A team of researchers have explained in Aging how multiple compounds that target the BCL-2 protein family are considerably more effective against senescent cells than each compound by itself [1].
The limitations of existing senolytics
The researchers begin their paper with a familiar discussion of senescent cells and their dangers, citing a 2019 paper outlining their effects on a panoply of age-related diseases [2]. The paper then discusses methods of eliminating these cells, focusing on the BCL-2 family of proteins, which prevent senescent cells from eliminating themselves: they are anti-apoptotic. ABT-737 and its more orally bioavailable cousin, ABT-263 (navitoclax), target some, but not all, of these proteins [3] by mimicking proteins that promote apoptosis..

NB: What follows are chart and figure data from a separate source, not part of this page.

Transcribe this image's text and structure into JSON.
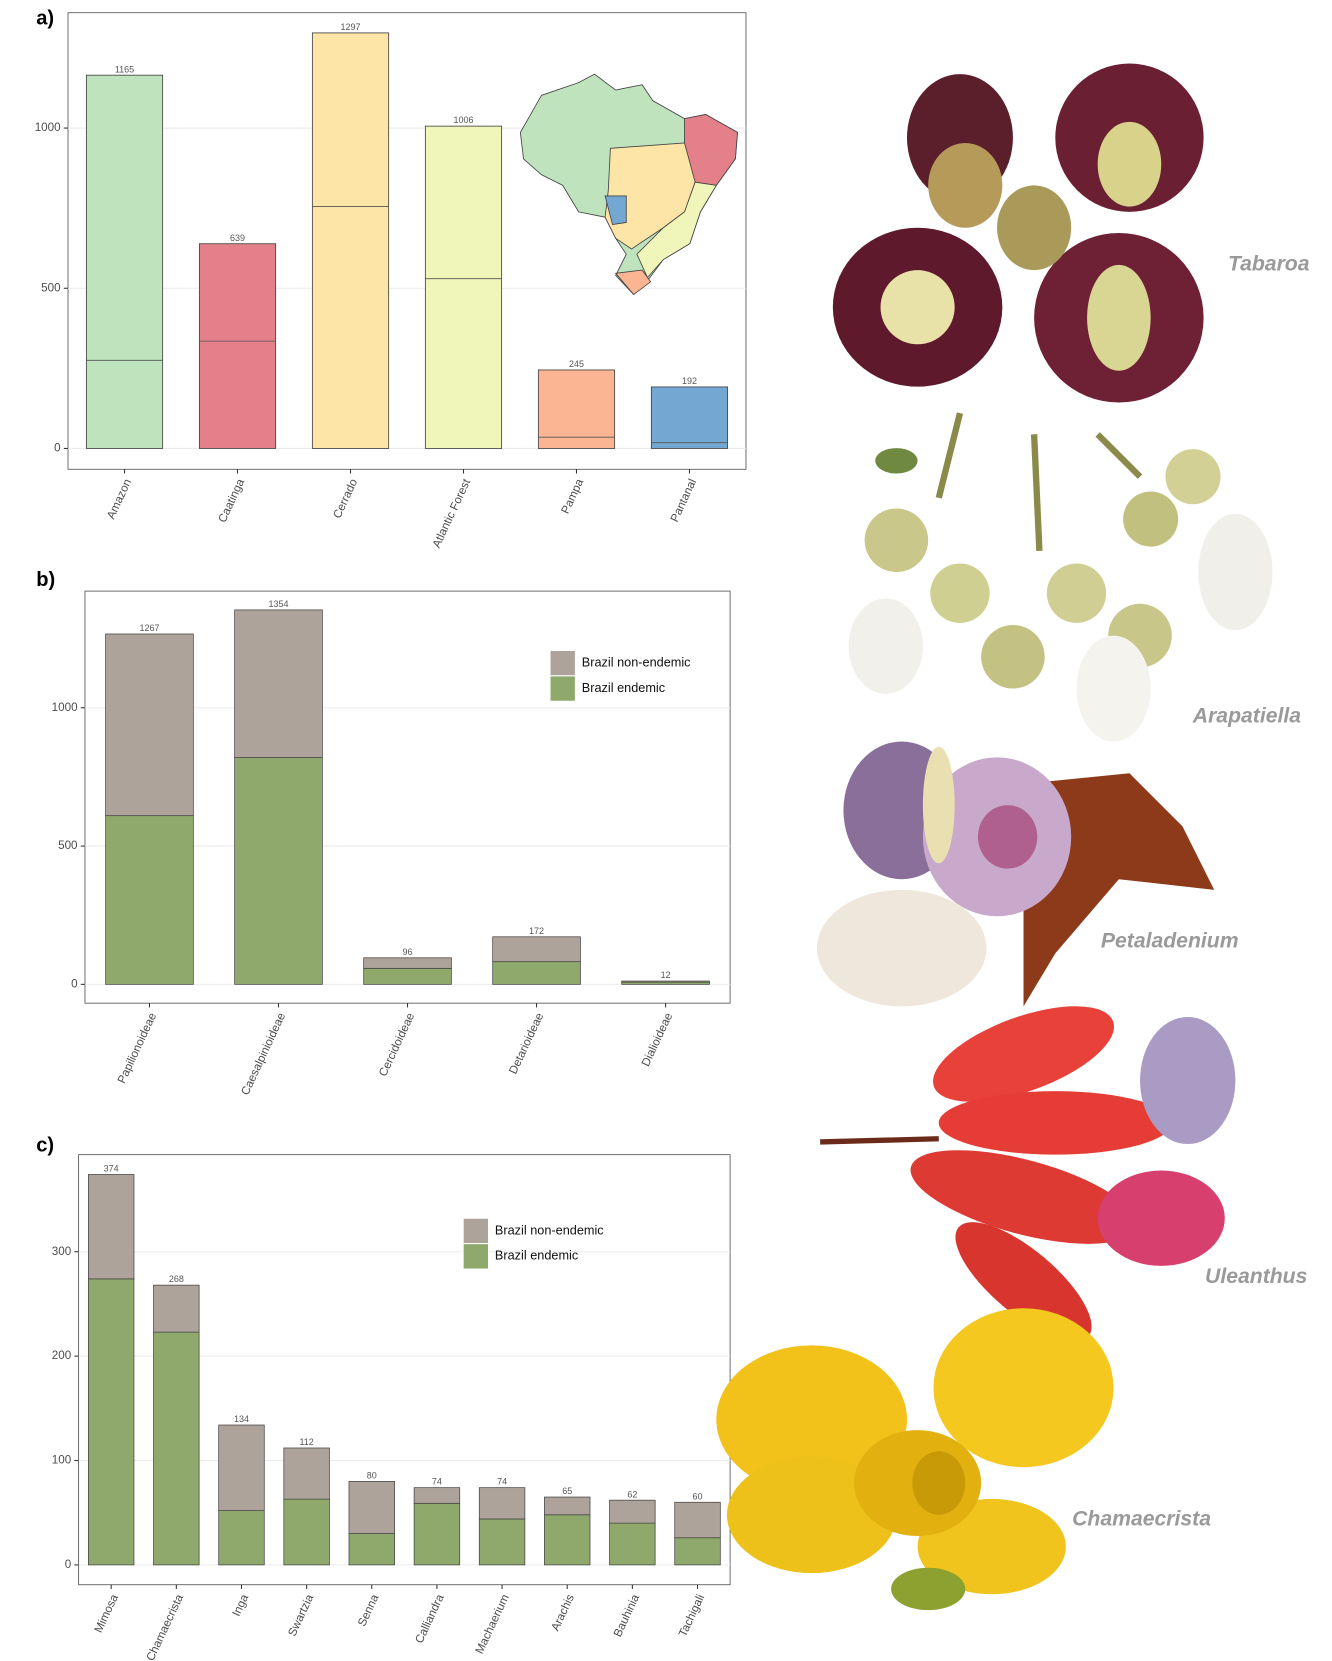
{
  "chart_data": [
    {
      "type": "bar",
      "panel_label": "a)",
      "categories": [
        "Amazon",
        "Caatinga",
        "Cerrado",
        "Atlantic Forest",
        "Pampa",
        "Pantanal"
      ],
      "values": [
        1165,
        639,
        1297,
        1006,
        245,
        192
      ],
      "inner_values": [
        275,
        335,
        755,
        530,
        35,
        18
      ],
      "colors": [
        "#bfe3bd",
        "#e3808a",
        "#fde4a7",
        "#f0f6b9",
        "#fcb593",
        "#74a8d3"
      ],
      "ylim": [
        -65,
        1360
      ],
      "yticks": [
        0,
        500,
        1000
      ],
      "grid": true
    },
    {
      "type": "stacked_bar",
      "panel_label": "b)",
      "categories": [
        "Papilionoideae",
        "Caesalpinioideae",
        "Cercidoideae",
        "Detarioideae",
        "Dialioideae"
      ],
      "totals": [
        1267,
        1354,
        96,
        172,
        12
      ],
      "series": [
        {
          "name": "Brazil non-endemic",
          "color": "#aea39a",
          "values": [
            657,
            534,
            38,
            90,
            4
          ]
        },
        {
          "name": "Brazil endemic",
          "color": "#8ea96b",
          "values": [
            610,
            820,
            58,
            82,
            8
          ]
        }
      ],
      "ylim": [
        -68,
        1422
      ],
      "yticks": [
        0,
        500,
        1000
      ],
      "grid": true
    },
    {
      "type": "stacked_bar",
      "panel_label": "c)",
      "categories": [
        "Mimosa",
        "Chamaecrista",
        "Inga",
        "Swartzia",
        "Senna",
        "Calliandra",
        "Machaerium",
        "Arachis",
        "Bauhinia",
        "Tachigali"
      ],
      "totals": [
        374,
        268,
        134,
        112,
        80,
        74,
        74,
        65,
        62,
        60
      ],
      "series": [
        {
          "name": "Brazil non-endemic",
          "color": "#aea39a",
          "values": [
            100,
            45,
            82,
            49,
            50,
            15,
            30,
            17,
            22,
            34
          ]
        },
        {
          "name": "Brazil endemic",
          "color": "#8ea96b",
          "values": [
            274,
            223,
            52,
            63,
            30,
            59,
            44,
            48,
            40,
            26
          ]
        }
      ],
      "ylim": [
        -19,
        393
      ],
      "yticks": [
        0,
        100,
        200,
        300
      ],
      "grid": true
    }
  ],
  "images": [
    {
      "label": "Tabaroa"
    },
    {
      "label": "Arapatiella"
    },
    {
      "label": "Petaladenium"
    },
    {
      "label": "Uleanthus"
    },
    {
      "label": "Chamaecrista"
    }
  ]
}
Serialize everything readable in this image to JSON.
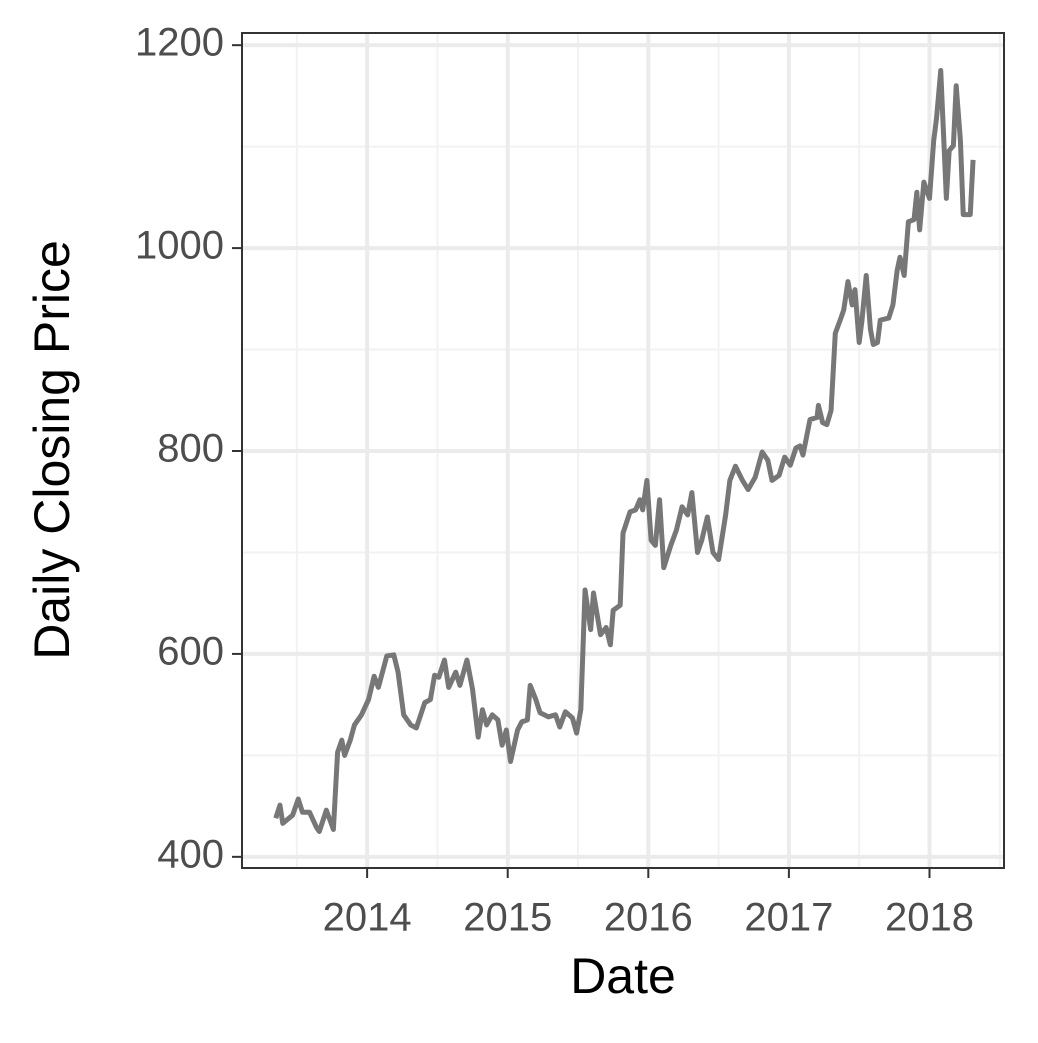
{
  "chart_data": {
    "type": "line",
    "x_label": "Date",
    "y_label": "Daily Closing Price",
    "xlim": [
      2013.11,
      2018.53
    ],
    "xticks": [
      2014,
      2015,
      2016,
      2017,
      2018
    ],
    "ylim": [
      389,
      1212
    ],
    "yticks": [
      400,
      600,
      800,
      1000,
      1200
    ],
    "grid": true,
    "color": "#777777",
    "x": [
      2013.35,
      2013.38,
      2013.4,
      2013.47,
      2013.51,
      2013.54,
      2013.59,
      2013.64,
      2013.66,
      2013.71,
      2013.76,
      2013.79,
      2013.82,
      2013.84,
      2013.88,
      2013.91,
      2013.96,
      2014.01,
      2014.05,
      2014.08,
      2014.14,
      2014.19,
      2014.22,
      2014.26,
      2014.31,
      2014.35,
      2014.41,
      2014.45,
      2014.48,
      2014.51,
      2014.55,
      2014.58,
      2014.63,
      2014.66,
      2014.71,
      2014.75,
      2014.79,
      2014.82,
      2014.85,
      2014.89,
      2014.93,
      2014.96,
      2014.99,
      2015.02,
      2015.07,
      2015.1,
      2015.14,
      2015.16,
      2015.2,
      2015.23,
      2015.29,
      2015.34,
      2015.37,
      2015.41,
      2015.46,
      2015.49,
      2015.52,
      2015.55,
      2015.59,
      2015.61,
      2015.66,
      2015.7,
      2015.73,
      2015.75,
      2015.8,
      2015.82,
      2015.87,
      2015.91,
      2015.94,
      2015.96,
      2015.99,
      2016.02,
      2016.05,
      2016.08,
      2016.11,
      2016.16,
      2016.2,
      2016.24,
      2016.28,
      2016.31,
      2016.35,
      2016.38,
      2016.42,
      2016.46,
      2016.5,
      2016.55,
      2016.58,
      2016.62,
      2016.67,
      2016.71,
      2016.76,
      2016.81,
      2016.85,
      2016.88,
      2016.93,
      2016.97,
      2017.01,
      2017.05,
      2017.08,
      2017.1,
      2017.15,
      2017.2,
      2017.21,
      2017.24,
      2017.27,
      2017.3,
      2017.33,
      2017.37,
      2017.39,
      2017.42,
      2017.45,
      2017.47,
      2017.5,
      2017.52,
      2017.55,
      2017.58,
      2017.6,
      2017.63,
      2017.65,
      2017.71,
      2017.74,
      2017.77,
      2017.79,
      2017.82,
      2017.85,
      2017.89,
      2017.91,
      2017.93,
      2017.96,
      2018.0,
      2018.03,
      2018.05,
      2018.08,
      2018.12,
      2018.14,
      2018.17,
      2018.19,
      2018.22,
      2018.24,
      2018.29,
      2018.31
    ],
    "values": [
      438,
      451,
      433,
      441,
      457,
      444,
      444,
      429,
      425,
      446,
      427,
      503,
      515,
      500,
      515,
      530,
      540,
      555,
      578,
      567,
      598,
      599,
      582,
      540,
      530,
      527,
      552,
      555,
      579,
      577,
      594,
      567,
      582,
      569,
      594,
      565,
      518,
      545,
      530,
      540,
      535,
      510,
      525,
      494,
      525,
      533,
      535,
      569,
      555,
      542,
      538,
      540,
      528,
      543,
      537,
      522,
      545,
      663,
      624,
      660,
      619,
      626,
      609,
      643,
      648,
      719,
      740,
      742,
      752,
      742,
      771,
      712,
      707,
      752,
      685,
      707,
      722,
      745,
      737,
      759,
      700,
      712,
      735,
      700,
      693,
      737,
      771,
      785,
      771,
      762,
      774,
      799,
      791,
      771,
      776,
      794,
      786,
      803,
      805,
      796,
      831,
      833,
      845,
      828,
      826,
      840,
      916,
      931,
      939,
      967,
      944,
      959,
      907,
      929,
      973,
      920,
      905,
      907,
      929,
      931,
      944,
      978,
      991,
      973,
      1026,
      1028,
      1055,
      1018,
      1065,
      1049,
      1106,
      1128,
      1175,
      1049,
      1096,
      1101,
      1160,
      1106,
      1033,
      1033,
      1087
    ]
  }
}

However, navitoclax diminishes the number of blood platelets (thrombocytopenia), making it dangerous to use at high doses [4]. It also does not target the full BCL-2 family of proteins, most notably MCL-1. Therefore, the researchers sought to determine if navitoclax could be made more effective when taken in combination with an MCL-1 inhibitor.
Many doses, many tests
To begin their experiment, the researchers used homoharringtonine (HHT), a non-specific MCL-1 inhibitor, in conjunction with navitoclax and ABT-737 on a wide variety of senescent cells. These included multiple quiescent and proliferating cells along with cells that were driven senescent through chemicals, radiation, and cancer-related gene expression.
HHT is a cellular killer (a cytotoxin). Worse, it preferentially kills proliferating, rather than senescent, cells. However, moderate doses of HHT in conjunction with navitoclax had a synergistic effect, significantly increasing the ability of navitoclax to preferentially kill senescent, rather than proliferating, cells.
With these results in hand, the researchers moved on to a less dangerous MCL-1 inhibitor: MIK665. This is a drug that has been studied as a potential cancer treatment [5] but, on its own, is not effective as a senolytic. However, when testing it in conjunction with the BCL-2 inhibitors, the researchers were able to find doses that significantly increased the ability of navitoclax to preferentially remove senescent cells, regardless of whether that senescence was induced by radiation or drugs.
The team then examined three other inhibitors: ABT-199 (venetoclax), which only targets BCL-2 itself, A1331852, which targets BCL-XL, and S63845, another inhibitor of MCL-1. Similar results were found here as well: each of the first two compounds was found to work in synergy with the third, providing much more senolytic power than either has by itself.
Further analysis confirmed the researchers’ results, showing that cells that are resistant to BCL-2 inhibitors exhibit increased amounts of MCL-1. The researchers note that senescent cells are naturally heterogenous in this way, showing that it is necessary to defeat all of the potential methods of self-preservation in order to completely remove a population of senescent cells.
Conclusion
This is a cellular in vitro study that was not conducted in an animal model; therefore, it has yet to be seen whether or not its findings will be found to hold true in mice, let alone people. However, these findings are particularly promising, and such experiments are certainly worth conducting. It may be that such a combination, or even a more detailed combination with a broader range of targets, will succeed where previous senolytic therapies have failed.
Literature
[1] Rysanek, D., Vasicova, P., Kolla, J. N., Sedlak, D., Andera, L., Bartek, J., & Hodny, Z. Synergism of BCL-2 family inhibitors facilitates selective elimination of senescent cells. Aging, 14(undefined).
[2] Myrianthopoulos, V., Evangelou, K., Vasileiou, P. V., Cooks, T., Vassilakopoulos, T. P., Pangalis, G. A., … & Gorgoulis, V. G. (2019). Senescence and senotherapeutics: a new field in cancer therapy. Pharmacology & therapeutics, 193, 31-49.
[3] Tse, C., Shoemaker, A. R., Adickes, J., Anderson, M. G., Chen, J., Jin, S., … & Elmore, S. W. (2008). ABT-263: a potent and orally bioavailable Bcl-2 family inhibitor. Cancer research, 68(9), 3421-3428.
[4] Knight, T., Luedtke, D., Edwards, H., Taub, J. W., & Ge, Y. (2019). A delicate balance–The BCL-2 family and its role in apoptosis, oncogenesis, and cancer therapeutics. Biochemical pharmacology, 162, 250-261.
[5] Wei, A. H., Roberts, A. W., Spencer, A., Rosenberg, A. S., Siegel, D., Walter, R. B., … & Stein, A. (2020). Targeting MCL-1 in hematologic malignancies: Rationale and progress. Blood reviews, 44, 100672.